Dans le "Rapport mondial de suivi sur l’éducation pour tous - 2010" de l’Unesco (UNESCO "Rapport mondial de suivi sur l’éducation pour tous - 2010" se trouve cette citation : Les enfants de 5 et 6 ans sont les héritiers de la malédiction de la pauvreté, et non ses auteurs. Si nous n’agissons pas, ces enfants la transmettront à la génération suivante, comme une tache de vin congénitale.

Ces mots ont été prononcés par le président Lyndon Johnson (USA) en 1965. Aujourd’hui ils éveillent encore un puissant écho.

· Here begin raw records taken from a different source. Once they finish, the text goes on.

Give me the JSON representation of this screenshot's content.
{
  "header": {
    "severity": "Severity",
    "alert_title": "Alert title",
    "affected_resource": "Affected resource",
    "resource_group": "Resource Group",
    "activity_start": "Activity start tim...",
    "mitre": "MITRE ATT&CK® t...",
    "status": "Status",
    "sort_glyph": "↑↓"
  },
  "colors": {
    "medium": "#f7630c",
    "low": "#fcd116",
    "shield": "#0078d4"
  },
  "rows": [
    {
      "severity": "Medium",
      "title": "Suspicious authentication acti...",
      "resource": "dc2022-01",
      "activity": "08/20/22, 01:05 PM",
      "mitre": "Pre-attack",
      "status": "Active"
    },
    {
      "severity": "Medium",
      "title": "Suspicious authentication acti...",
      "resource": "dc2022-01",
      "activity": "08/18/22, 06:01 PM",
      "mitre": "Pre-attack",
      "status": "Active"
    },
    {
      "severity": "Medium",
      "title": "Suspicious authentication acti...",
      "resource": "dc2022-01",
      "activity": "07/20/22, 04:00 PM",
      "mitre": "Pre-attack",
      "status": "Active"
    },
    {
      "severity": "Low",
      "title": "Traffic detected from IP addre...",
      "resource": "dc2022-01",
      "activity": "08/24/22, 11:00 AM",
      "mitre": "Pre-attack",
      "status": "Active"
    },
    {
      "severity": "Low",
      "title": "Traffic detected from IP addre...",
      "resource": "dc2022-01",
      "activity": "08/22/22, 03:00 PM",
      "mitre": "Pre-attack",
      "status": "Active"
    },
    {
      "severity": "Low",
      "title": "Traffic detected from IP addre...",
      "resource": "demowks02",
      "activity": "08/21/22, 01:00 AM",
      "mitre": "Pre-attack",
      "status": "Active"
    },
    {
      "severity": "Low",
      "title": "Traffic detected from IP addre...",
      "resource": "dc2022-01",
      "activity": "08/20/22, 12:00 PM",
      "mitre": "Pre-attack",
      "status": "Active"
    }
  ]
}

Vignette prévention langageLes apprentissages des jeunes enfants commencent à la maison, quand ils explorent le monde qui les entoure. Durant ces années d’éveil ils développent des capacités qui les préparent à l’école. De ce point de vue-là, tous les enfants n’ont pas les mêmes chances. Ils n’arrivent pas tous à l’école avec les mêmes atouts. Avoir grandi dans un foyer « défavorisé » a souvent des effets dont il faut inverser la tendance à l’école en compensant les désavantages initiaux ; moindre niveau de communication, de langue, absence de stimulation culturelle, moindre intérêt porté aux progrès de l’enfant…..sont des « handicaps ».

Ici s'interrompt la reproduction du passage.